Akademie der Künste, Berlin: Die Brecht-Sammlung Victor N. Cohen

Finnischer Pass von Brecht, © Akademie der Künste, Berlin

Die Sache erinnert an Hebels Geschichte "Unverhofftes Wiedersehen".

Wie die Bergleute dort nach "guten fünfzig Jahren" den verschütteten Jüngling entdecken, so tauchen hier mehr als fünfzig Jahre, nachdem Brecht sie Victor N. Cohen in Goldbach am Zürichsee zur Aufbewahrung gegeben hat, Handschriften, Briefe und Dokumente auf. Das Konvolut ist wie Hebels Bergmann "unversehrt und unverändert" - jedenfalls weitgehend.

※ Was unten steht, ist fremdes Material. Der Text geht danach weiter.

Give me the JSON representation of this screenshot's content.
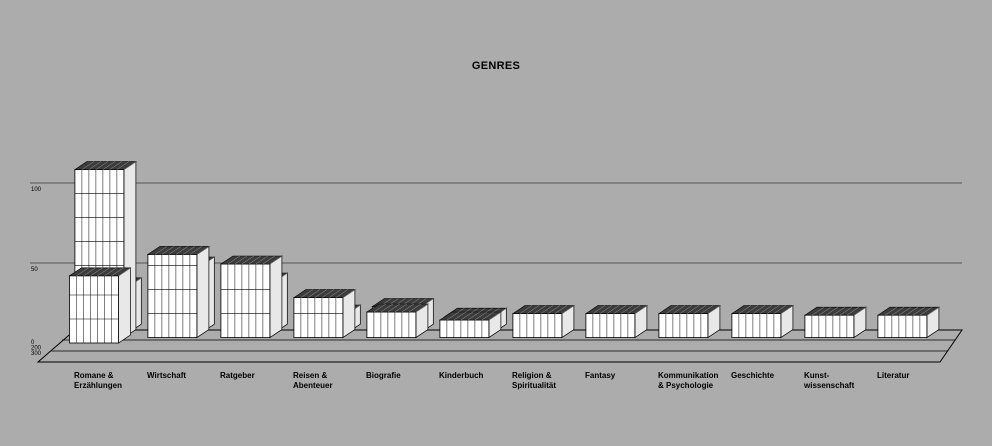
{
  "chart_data": {
    "type": "bar",
    "title": "GENRES",
    "xlabel": "",
    "ylabel": "",
    "gridlines": [
      {
        "value": 100,
        "label": "100"
      },
      {
        "value": 50,
        "label": "50"
      }
    ],
    "depth_ticks": [
      "0",
      "200",
      "300"
    ],
    "ylim": [
      0,
      100
    ],
    "grid": true,
    "categories": [
      "Romane & Erzählungen",
      "Wirtschaft",
      "Ratgeber",
      "Reisen & Abenteuer",
      "Biografie",
      "Kinderbuch",
      "Religion & Spiritualität",
      "Fantasy",
      "Kommunikation & Psychologie",
      "Geschichte",
      "Kunst- wissenschaft",
      "Literatur"
    ],
    "category_label_lines": [
      [
        "Romane &",
        "Erzählungen"
      ],
      [
        "Wirtschaft"
      ],
      [
        "Ratgeber"
      ],
      [
        "Reisen &",
        "Abenteuer"
      ],
      [
        "Biografie"
      ],
      [
        "Kinderbuch"
      ],
      [
        "Religion &",
        "Spiritualität"
      ],
      [
        "Fantasy"
      ],
      [
        "Kommunikation",
        "& Psychologie"
      ],
      [
        "Geschichte"
      ],
      [
        "Kunst-",
        "wissenschaft"
      ],
      [
        "Literatur"
      ]
    ],
    "series": [
      {
        "values": [
          42,
          0,
          0,
          0,
          0,
          0,
          0,
          0,
          0,
          0,
          0,
          0
        ]
      },
      {
        "values": [
          105,
          52,
          46,
          25,
          16,
          11,
          15,
          15,
          15,
          15,
          14,
          14
        ]
      },
      {
        "values": [
          29,
          42,
          32,
          12,
          16,
          10,
          0,
          0,
          0,
          0,
          0,
          0
        ]
      }
    ],
    "colors": {
      "background": "#acacac",
      "book_face": "#ffffff",
      "book_top": "#3c3c3c",
      "outline": "#000000"
    }
  }
}
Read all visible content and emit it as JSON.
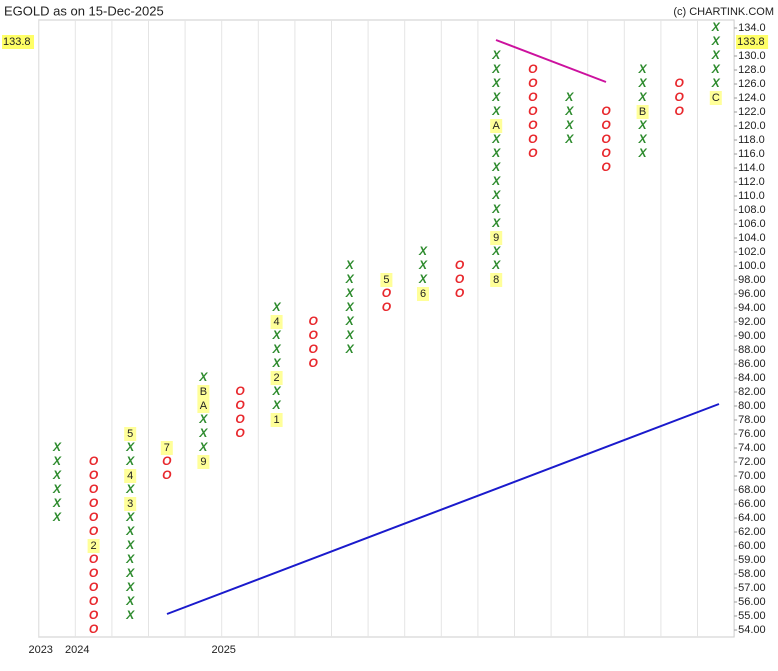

Unvermutet öffnet sich der Blick in die kritische Phase einer Biographie, und wir erfahren Unbekanntes aus der Schreibwerkstatt und dem Management Brechts. Der Dichter war einundfünfzig, als er Zürich zum zweiten Male verließ. Aber was wir hier entdecken, sind Zeugnisse aus einer Zeit vor dem Weltruhm, der Kanonisierung und Mythenbildung: Brecht, nach frustrierenden Erfahrungen in den USA zurückgekehrt in den deutschen Sprachbereich, will sich um jeden Preis auf den Bühnen des alten Europa etablieren. Er entfacht ein Feuerwerk an Ideen, sucht Verbündete, knüpft Kontakte zu Verlagen, Theatern, Redaktionen und Agenten. Die Sammlung bezeugt das in einer Deutlichkeit, die alles bisher Zugängliche übersteigt.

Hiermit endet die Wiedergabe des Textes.